"Grief Is", Conan Tan

tomorrow is tomorrow until they haul you
into the furnace. legs first, then the bones, then

all the eulogies that follow. pa, i am nineteen
years too young for this: the herbal chicken soup

spilling out of the pot. the polo shirts ah ma
no longer has to iron. my childhood folding

into origami you taught me to make at seven.
there are sparrows circling our windows with

the hollowness of air. the walls a longing blue.
look at how quickly the mind becomes a vessel

for loneliness. at how it takes the shape
of a bullet dislodged gently in the chest

before shock wears off & leaves these palms
an open sky. every morning bleeds itself

into a goodbye i cannot bear to say. so, hear
these words instead: that grief is like a bed

half empty & yet half full with the leftovers
of you. that i sleep with ma sometimes & tell her

about the boy i have fallen in love with, how
he is gingered with touch & makes soup

almost as good as yours & that means you
would have liked him too. pa, come, let me

show you your final home & how it is built
on loss & that means love. in the family

photo albums & the polo shirts we keep
in your closet. on the new couch we want to buy

but will save a seat for you. in between the corners
of paper cranes creased with the first time

you taught me to always fold the paper in half
but to never let my body do the same. pa, do not

worry. we will not let the sun drag an anchored
sky across the living room floor. but we will let

tomorrow bless & salt our mornings with grief
to always be around to remember you.

/ Conan Tan (he/they) has too much trauma they spin into poems.

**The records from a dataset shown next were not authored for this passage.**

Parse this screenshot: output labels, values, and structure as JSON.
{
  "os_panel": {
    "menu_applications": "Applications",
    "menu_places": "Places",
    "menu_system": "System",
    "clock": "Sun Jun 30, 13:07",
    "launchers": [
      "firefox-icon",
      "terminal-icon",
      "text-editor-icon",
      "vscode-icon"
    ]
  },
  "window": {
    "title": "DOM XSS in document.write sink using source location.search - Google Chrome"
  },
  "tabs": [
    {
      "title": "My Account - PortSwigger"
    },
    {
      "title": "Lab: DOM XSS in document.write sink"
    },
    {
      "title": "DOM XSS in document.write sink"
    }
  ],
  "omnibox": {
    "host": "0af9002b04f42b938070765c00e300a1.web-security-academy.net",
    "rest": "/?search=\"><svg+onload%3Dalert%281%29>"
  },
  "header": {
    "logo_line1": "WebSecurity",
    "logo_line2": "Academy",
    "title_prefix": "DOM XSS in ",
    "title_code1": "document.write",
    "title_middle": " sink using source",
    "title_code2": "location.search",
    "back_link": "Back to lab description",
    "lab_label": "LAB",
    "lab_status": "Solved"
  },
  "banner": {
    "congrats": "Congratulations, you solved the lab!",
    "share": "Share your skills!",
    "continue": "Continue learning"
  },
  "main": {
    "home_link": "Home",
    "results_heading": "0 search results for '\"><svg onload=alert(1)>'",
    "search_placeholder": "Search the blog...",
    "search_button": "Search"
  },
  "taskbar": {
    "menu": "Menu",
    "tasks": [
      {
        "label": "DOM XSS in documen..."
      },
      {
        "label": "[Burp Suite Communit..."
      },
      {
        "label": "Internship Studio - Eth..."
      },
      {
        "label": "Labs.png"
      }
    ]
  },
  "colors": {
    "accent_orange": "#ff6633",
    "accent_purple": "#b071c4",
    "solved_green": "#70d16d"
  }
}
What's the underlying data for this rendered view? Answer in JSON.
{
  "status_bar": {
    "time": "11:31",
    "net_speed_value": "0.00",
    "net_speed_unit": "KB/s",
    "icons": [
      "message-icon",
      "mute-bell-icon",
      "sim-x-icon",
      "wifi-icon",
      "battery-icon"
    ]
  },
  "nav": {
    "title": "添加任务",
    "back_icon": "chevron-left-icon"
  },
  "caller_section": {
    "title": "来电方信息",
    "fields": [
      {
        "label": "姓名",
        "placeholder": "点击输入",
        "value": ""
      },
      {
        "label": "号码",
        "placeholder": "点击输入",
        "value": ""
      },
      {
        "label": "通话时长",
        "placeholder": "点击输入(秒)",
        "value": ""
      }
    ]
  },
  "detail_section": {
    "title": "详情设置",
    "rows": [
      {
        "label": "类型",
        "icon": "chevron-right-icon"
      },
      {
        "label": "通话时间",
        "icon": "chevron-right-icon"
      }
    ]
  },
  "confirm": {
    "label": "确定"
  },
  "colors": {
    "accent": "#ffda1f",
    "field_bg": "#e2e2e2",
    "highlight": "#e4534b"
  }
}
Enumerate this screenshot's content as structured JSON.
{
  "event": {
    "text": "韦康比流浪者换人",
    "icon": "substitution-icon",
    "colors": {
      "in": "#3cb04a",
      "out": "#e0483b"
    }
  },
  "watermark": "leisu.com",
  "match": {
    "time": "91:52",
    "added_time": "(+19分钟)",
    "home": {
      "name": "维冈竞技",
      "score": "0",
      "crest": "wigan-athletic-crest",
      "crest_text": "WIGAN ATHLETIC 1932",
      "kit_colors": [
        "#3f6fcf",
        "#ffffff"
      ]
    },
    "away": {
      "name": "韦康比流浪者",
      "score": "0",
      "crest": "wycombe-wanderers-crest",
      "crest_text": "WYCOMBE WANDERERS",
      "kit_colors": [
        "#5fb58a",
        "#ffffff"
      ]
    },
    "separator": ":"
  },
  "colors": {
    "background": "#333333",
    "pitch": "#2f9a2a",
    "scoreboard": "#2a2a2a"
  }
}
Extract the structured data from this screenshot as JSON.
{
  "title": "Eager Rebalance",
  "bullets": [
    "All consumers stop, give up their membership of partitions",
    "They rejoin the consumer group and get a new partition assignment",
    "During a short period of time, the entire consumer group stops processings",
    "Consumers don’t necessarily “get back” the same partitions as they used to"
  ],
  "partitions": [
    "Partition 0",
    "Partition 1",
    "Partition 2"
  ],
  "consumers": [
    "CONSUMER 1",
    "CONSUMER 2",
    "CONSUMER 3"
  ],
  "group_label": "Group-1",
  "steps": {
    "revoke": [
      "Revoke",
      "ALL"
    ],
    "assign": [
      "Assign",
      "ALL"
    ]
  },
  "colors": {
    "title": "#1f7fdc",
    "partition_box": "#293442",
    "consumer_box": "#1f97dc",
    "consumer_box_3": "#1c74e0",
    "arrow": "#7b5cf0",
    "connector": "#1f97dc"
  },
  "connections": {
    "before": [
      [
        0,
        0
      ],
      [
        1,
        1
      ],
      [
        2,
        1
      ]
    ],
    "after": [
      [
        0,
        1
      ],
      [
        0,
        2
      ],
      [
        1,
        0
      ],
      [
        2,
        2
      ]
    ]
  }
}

These poems have been published in Blue Marble Review, Eunoia Review and QLRS among others. Most notably, he was the winner of the 2022 National Poetry Competition for his poem “Prodigal”.

/ COMMENTARY

This beautiful poem doesn’t just describe grief — it peels it apart, layer by layer. We’re taken into intimate depictions of the poet’s domestic lies and memories with his father, with soup, polo shirts, and origami acting as motifs throughout the poem. I particularly loved the images related to cooking (“the leftovers / of you,” “gingered with touch,” “salt our mornings with grief”), which poignantly echo the poet’s father’s impending journey “into the furnace.”